Hey everyone, how's it going? I'm doing okay. Happy Friday! Today I'm going to be talking about another Star Wars thing, but not one I was able to experience for myself, as that was an exclusive thing in the '70s and '80s. I'm talking about the newsletter for the Official Star Wars Fan Club, known as Bantha Tracks. So let's get into it.
So Bantha Tracks was to the Star Wars fan community what Star Wars Insider magazine is to us today. The official Star Wars website didn't exist yet, social media sites such as Facebook, Twitter, and X weren't around yet, YouTube didn't exist and while Starlog, Cinemafastastique, and Entertainment Weekly might've contained the occasional article that updated people on the production of The Empire Strikes Back, which was simply known as Star Wars II back then, but Bantha Tracks was where the really indepth stuff was told. Unlike Star Wars Insider though you had to become a member of the Official Star Wars Fan Club in order to get issues of Bantha Tracks as they weren't available on regular newsstands.
I've always thought that the Official Star Wars Fan Club and its various print publications, be it Bantha Tracks or Star Wars Insider, are what distinguished Star Wars from the corporate Sci-Fi franchises like Star Trek. Because Star Wars was made as an independent film, its initial marketing in 1976 and 1977 heavily relied on word of mouth and science fiction and fantasy fans to get the movie out to the masses. Lucasfilm's marketing plans could only take things so far, unlike Paramount and its marketing strategy for Star Trek: The Motion Picture in 1978 and 1979. And so I've always thought that Lucasfilm's relationship with Star Wars fans was the biggest reason the original movie did so well in 1977 and why the franchise grew as quickly as it did.
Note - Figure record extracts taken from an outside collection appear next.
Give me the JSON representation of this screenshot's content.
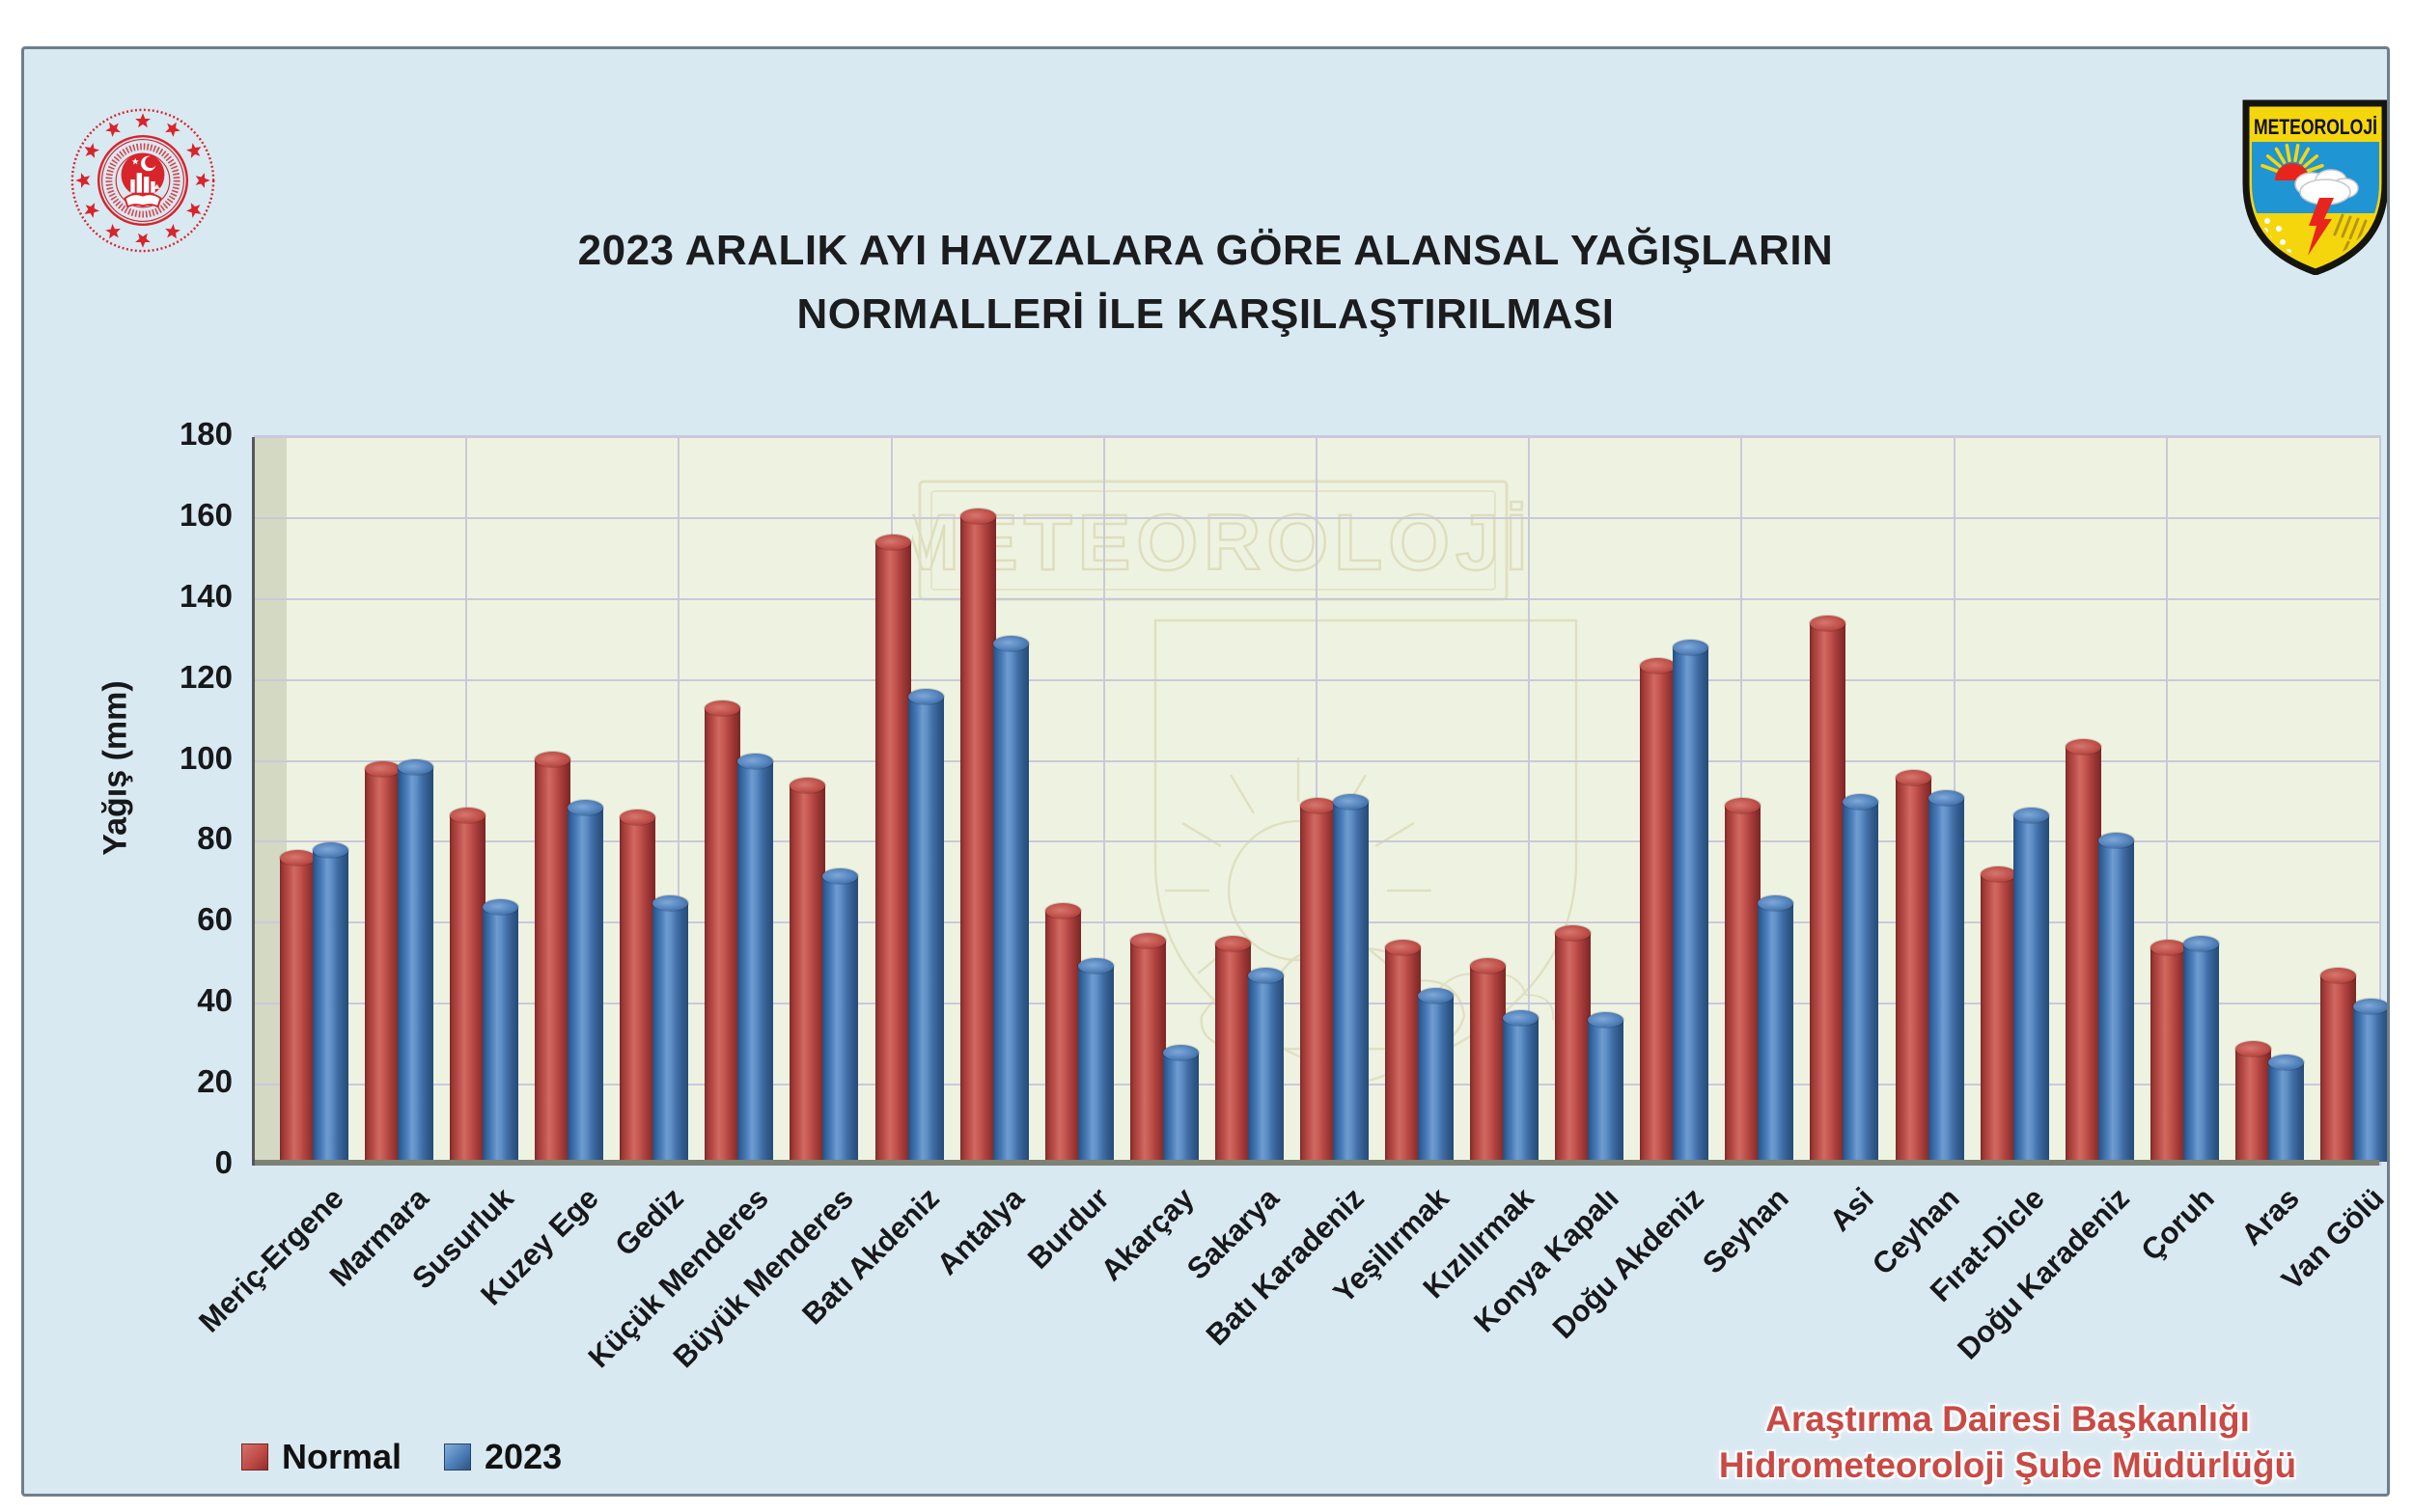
{
  "window": {
    "background": "#ffffff",
    "panel_background": "#d9e9f2",
    "panel_border": "#6e7f8a",
    "plot_background": "#eef3e1"
  },
  "header": {
    "title_line1": "2023 ARALIK AYI HAVZALARA GÖRE ALANSAL YAĞIŞLARIN",
    "title_line2": "NORMALLERİ İLE KARŞILAŞTIRILMASI"
  },
  "logos": {
    "ministry_seal": "turkish-ministry-red-seal",
    "badge_label": "METEOROLOJİ"
  },
  "watermark": {
    "text": "METEOROLOJİ"
  },
  "chart_data": {
    "type": "bar",
    "title": "2023 ARALIK AYI HAVZALARA GÖRE ALANSAL YAĞIŞLARIN NORMALLERİ İLE KARŞILAŞTIRILMASI",
    "xlabel": "",
    "ylabel": "Yağış (mm)",
    "ylim": [
      0,
      180
    ],
    "ytick_step": 20,
    "yticks": [
      0,
      20,
      40,
      60,
      80,
      100,
      120,
      140,
      160,
      180
    ],
    "grid": true,
    "legend_position": "bottom-left",
    "categories": [
      "Meriç-Ergene",
      "Marmara",
      "Susurluk",
      "Kuzey Ege",
      "Gediz",
      "Küçük Menderes",
      "Büyük Menderes",
      "Batı Akdeniz",
      "Antalya",
      "Burdur",
      "Akarçay",
      "Sakarya",
      "Batı Karadeniz",
      "Yeşilırmak",
      "Kızılırmak",
      "Konya Kapalı",
      "Doğu Akdeniz",
      "Seyhan",
      "Asi",
      "Ceyhan",
      "Fırat-Dicle",
      "Doğu Karadeniz",
      "Çoruh",
      "Aras",
      "Van Gölü"
    ],
    "series": [
      {
        "name": "Normal",
        "color": "#b2423f",
        "values": [
          75,
          97,
          85.5,
          99.5,
          85,
          112,
          93,
          153,
          159.5,
          62,
          54.5,
          54,
          88,
          53,
          48.5,
          56.5,
          122.5,
          88,
          133,
          95,
          71,
          102.5,
          53,
          28,
          46
        ]
      },
      {
        "name": "2023",
        "color": "#4e7fbd",
        "values": [
          77,
          97.5,
          63,
          87.5,
          64,
          99,
          70.5,
          115,
          128,
          48.5,
          27,
          46,
          89,
          41,
          35.5,
          35,
          127,
          64,
          89,
          90,
          85.5,
          79.5,
          54,
          24.5,
          38.5
        ]
      }
    ]
  },
  "legend": {
    "items": [
      {
        "label": "Normal",
        "color": "#b2423f"
      },
      {
        "label": "2023",
        "color": "#4e7fbd"
      }
    ]
  },
  "footer": {
    "credit_line1": "Araştırma Dairesi Başkanlığı",
    "credit_line2": "Hidrometeoroloji Şube Müdürlüğü",
    "credit_color": "#c94a45"
  }
}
For example, the Official Star Wars Fan Club began less than a year after Star Wars came out, and even when Star Wars ended with the Droids and Ewoks cartoons in 1986, Lucasfilm transformed the Official Star Wars Fan Club into the Official Lucasfilm Fan Club in 1987, and continued that relationship with the fans, which continues to this day. The Official Star Trek Fan Club however was started by Dan Madsen in 1979, shortly after Star Trek: The Motion Picture came out, and before that many unofficial Star Trek fan clubs popped up in various cities around the world as early as the original show's debut in 1966. But Paramount didn't make Madsen's Star Trek fan club official until 1983, and it ended in 2005 when Enterprise got canceled by UPN. While the Official Star Wars Fan Club ended in 2010, the relationship with the fans didn't end.
I know I'm talking a lot about the fan club itself, but it's the reason that Bantha Tracks existed. It's also the foundation of what the relationship between Lucasfilm and Star Wars fans is today. However, I strongly suspect that if that foundation hadn't existed already when Disney took over the franchise after George Lucas sold Lucasfilm to Disney, we wouldn't have that relationship at all. Especially because by 2012 you didn't really have fan clubs for movies, TV shows, or entertainment franchises anymore. Most of them died out in the '90s, and magazines like Star Wars Insider had mostly died off or moved to a strictly digital version by 2012. Nintendo Power was gone, Starlog was gone, Disney Adventures was gone, and magazines like Entertainment Weekly had mostly gone completely digital, even though EW did published a physical magazine still. Even recently, there is no more magazine for Star Trek as the final issue of the most recent iteration, Star Trek Explorer was published a couple of months ago.
I really do feel like Bantha Tracks laid the foundation for the amount of behind the scenes access that Star Wars fans have, and had even before social media and YouTube became a thing. Aside from the interviews in Bantha Tracks, The Official Lucasfilm Fan Club Magazine, and Star Wars Insider, and the occasional documentary on TV, Lucasfilm had the running video diary on the official Star Wars website for all three prequel movies, various webseries including The Star Wars Show, and recap webseries for Star Wars Rebels that aired an episode the day after an episode of Rebels had aired.
I don't think any of that would've been possible in any decade, but particularly once Disney had taken over in 2010s, had Bantha Tracks and the Official Star Wars Fan Club hadn't laid those foundations with updates on Star Wars II and Star Wars III after the movie had come out in 1977.
Alright my friends, that's it for me for this week. Next time I'll be talking about the first expanded universe novel that was published in 1978, Splinter of the Mind's Eye, and then right after that will be The Star Wars Holiday Special. So until then have a great weekend and I will talk to you later. Take care.